Bei akuten Erkrankungen ist es aber oft nicht möglich, weite Strecken zur nächst gelegenen Spezialist:in zu fahren. Auch im Notdienst sind Tierhalter:innen von Kleinsäugern auf die „normalen“ Kleintierpraxen angewiesen. Und hier gibt es meiner Meinung nach massiven Verbesserungsbedarf. Denn eine fachlich gute Grundversorgung der üblichen Krankheiten und vor allem der häufigsten Notfälle muss in jeder Praxis möglich sein. Sonst besteht hier in meinen Augen wie bei jeder anderen Spezies auch ein Übernahmeverschulden.

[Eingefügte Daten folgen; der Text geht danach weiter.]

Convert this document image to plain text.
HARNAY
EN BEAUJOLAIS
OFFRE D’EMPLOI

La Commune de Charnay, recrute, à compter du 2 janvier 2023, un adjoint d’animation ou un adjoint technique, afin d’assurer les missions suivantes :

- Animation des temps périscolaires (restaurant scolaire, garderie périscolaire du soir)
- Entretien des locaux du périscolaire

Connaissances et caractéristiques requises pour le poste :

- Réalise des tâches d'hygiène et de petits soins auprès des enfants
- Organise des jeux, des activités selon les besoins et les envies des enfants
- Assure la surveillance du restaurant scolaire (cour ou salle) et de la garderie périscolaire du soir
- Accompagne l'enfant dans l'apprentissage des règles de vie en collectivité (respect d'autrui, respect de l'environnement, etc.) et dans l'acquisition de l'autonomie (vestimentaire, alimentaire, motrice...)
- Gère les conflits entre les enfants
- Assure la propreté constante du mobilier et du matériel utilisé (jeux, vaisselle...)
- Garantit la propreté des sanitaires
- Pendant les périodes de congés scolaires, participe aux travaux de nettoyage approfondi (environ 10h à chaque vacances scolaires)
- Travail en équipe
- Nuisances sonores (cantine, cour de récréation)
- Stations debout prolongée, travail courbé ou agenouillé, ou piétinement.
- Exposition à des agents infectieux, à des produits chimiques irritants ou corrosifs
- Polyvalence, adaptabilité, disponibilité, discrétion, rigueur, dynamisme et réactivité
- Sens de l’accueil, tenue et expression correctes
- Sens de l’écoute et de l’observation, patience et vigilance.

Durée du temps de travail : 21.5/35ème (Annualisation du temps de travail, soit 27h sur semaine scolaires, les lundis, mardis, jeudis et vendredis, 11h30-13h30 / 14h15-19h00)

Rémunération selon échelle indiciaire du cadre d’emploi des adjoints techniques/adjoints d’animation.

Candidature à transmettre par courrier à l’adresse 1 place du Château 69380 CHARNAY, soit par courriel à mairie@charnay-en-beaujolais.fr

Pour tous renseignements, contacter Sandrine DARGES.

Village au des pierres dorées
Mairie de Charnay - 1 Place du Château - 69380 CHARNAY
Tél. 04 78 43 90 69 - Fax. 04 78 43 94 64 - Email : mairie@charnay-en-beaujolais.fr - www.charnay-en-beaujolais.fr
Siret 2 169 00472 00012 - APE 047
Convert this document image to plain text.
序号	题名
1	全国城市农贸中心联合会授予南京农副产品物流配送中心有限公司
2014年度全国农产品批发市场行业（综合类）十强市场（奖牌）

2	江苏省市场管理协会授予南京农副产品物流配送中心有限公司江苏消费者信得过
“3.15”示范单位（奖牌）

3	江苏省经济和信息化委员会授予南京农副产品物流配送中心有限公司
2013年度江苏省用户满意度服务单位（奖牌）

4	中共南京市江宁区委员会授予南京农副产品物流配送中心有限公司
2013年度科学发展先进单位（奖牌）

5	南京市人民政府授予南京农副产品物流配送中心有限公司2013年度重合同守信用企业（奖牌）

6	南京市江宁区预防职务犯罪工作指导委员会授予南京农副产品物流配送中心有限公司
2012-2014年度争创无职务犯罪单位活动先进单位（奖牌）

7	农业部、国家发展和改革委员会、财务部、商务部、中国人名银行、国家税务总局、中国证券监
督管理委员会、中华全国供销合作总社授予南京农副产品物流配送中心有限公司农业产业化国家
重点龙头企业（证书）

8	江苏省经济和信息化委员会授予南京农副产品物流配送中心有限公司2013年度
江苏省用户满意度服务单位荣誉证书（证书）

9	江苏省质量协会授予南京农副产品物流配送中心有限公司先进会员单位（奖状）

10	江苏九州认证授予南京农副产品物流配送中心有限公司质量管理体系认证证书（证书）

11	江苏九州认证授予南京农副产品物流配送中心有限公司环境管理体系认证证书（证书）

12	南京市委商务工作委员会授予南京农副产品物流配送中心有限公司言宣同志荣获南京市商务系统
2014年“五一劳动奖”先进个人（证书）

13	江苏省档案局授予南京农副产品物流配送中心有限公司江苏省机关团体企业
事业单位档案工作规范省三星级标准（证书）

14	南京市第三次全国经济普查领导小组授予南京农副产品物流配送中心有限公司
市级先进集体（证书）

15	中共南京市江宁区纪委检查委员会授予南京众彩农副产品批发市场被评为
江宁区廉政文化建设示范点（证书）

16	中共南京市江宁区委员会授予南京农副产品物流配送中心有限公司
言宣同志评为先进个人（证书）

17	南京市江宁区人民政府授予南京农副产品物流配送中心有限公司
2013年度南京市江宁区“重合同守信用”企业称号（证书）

Was wären mögliche Lösungsansätze?

Mittlerweile gibt es bei allen großen Tierärztekongressen Vorträge und Seminare zu Kleinsäugern, es gibt eine Vielzahl an Seminaren und Kursen der üblichen Anbieter. Auch an Webinaren und Fachartikeln in den Kleintierfachzeitschriften zu verschiedenen Themen der Kleinsäugermedizin mangelt es nicht. Vielleicht müssen viele dieser Angebote noch niederschwelliger an die Tierärzt:innen gebracht werden?

Kleinsäuger sind keine kleine Katzen oder Hunde!

Das Bewusstsein, dass sich Diagnostik und Therapie bei Kaninchen, Meerschweinchen und Co. oft bedeutend von Hunden und Katzen unterscheiden, muss sich noch deutlich besser durchsetzen. Vielleicht wäre es eine Überlegung wert, dass ein gewisser Anteil der Pflichtfortbildungsstunden zwingend in den Bereichen aller Spezies belegt werden muss, die man in der Praxis behandelt. Auch eine Aufwertung der Kleinsäugermedizin in der universitären Ausbildung ist meiner Meinung nach dringend nötig.

Take Home Message

Das Basiswissen rund um Kaninchen und Co. in deutschen Kleintierpraxen muss unbedingt besser werden, denn dass viele Kleinsäugerhalter:innen in Internetforen und auf Webseiten bessere medizinische Informationen bekommen als in ihrer Tierarztpraxis, ist mehr als peinlich für unseren Berufsstand und eine Katastrophe für die Gesundheit vieler Kleinsäuger.